Some people have even made it clear that they’re incensed at Christian Selig, like the situation is somehow his fault, and they consider him to be a gold digger who is just profiting off of the platform that Reddit generously provided, and they even go so far as to suggest that Selig needs to “pay his dues!!!11!!1” Even a well-reasoned argument (including a full explanation of the actual math) was ineffective at convincing them that maybe they don’t quite grok the situation… one person actually stated bluntly that he doesn’t even care; he basically just wants his subreddits back.

The mindset behind these kinds of comments just utterly baffles me. (shrug)

That is what shocked me the most. They are going out of their way to make him look like a gold digger who apparently made a fortune. This is insanity. What’s more is that they think that the charges are good business for app devs to pay up. The issue is that if the apps are gone, no one is paying Reddit anymore. It’s odd how they skim over that part.

Well... I think your conclusion is absolutely right, but it's actually more complicated than that.

Executive summary of the math from the conversation to which I alluded: If all things went absolutely perfectly for Selig, he couldn't possibly have made more than about $450K per year, (gross) at the peak of Apollo's popularity. The app was around for less than six years. Therefore, excluding expenses, his maximum theoretical gross income was still somewhere short of about $2.5 million. (There was a lot of math stuff that led to that figure.)

Reddit is demanding fees essentially equivalent to seven times that figure... per year.

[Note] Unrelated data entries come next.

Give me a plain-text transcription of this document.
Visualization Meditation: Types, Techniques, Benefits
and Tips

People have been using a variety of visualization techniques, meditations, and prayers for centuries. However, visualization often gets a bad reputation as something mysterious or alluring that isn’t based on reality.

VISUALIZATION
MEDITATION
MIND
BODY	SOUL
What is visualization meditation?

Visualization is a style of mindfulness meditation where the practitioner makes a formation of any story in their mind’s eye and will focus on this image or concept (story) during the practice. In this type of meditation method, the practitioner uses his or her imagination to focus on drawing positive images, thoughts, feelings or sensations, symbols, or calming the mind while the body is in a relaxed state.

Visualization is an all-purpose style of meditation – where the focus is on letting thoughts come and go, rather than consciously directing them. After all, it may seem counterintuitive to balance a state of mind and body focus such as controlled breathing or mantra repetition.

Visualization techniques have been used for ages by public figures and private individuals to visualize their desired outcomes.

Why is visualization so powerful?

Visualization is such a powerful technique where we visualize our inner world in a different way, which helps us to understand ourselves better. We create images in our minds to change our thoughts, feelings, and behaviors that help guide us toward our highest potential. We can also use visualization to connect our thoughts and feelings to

That math doesn't add up -- unless you assume that those existing third-party devs aren't the target audience at all, for that proposed fee structure. At no point did Reddit ever think that these small time devs were going to be able to cough up those exorbitant fees; the target audience is and always has been large language models.

The thing is, I don't actually think there is much chance that the LLMs are going to be any more likely to accept the new fee structure than those third party add on developers. Thus, as you've stated, there will ultimately be no payday for Reddit.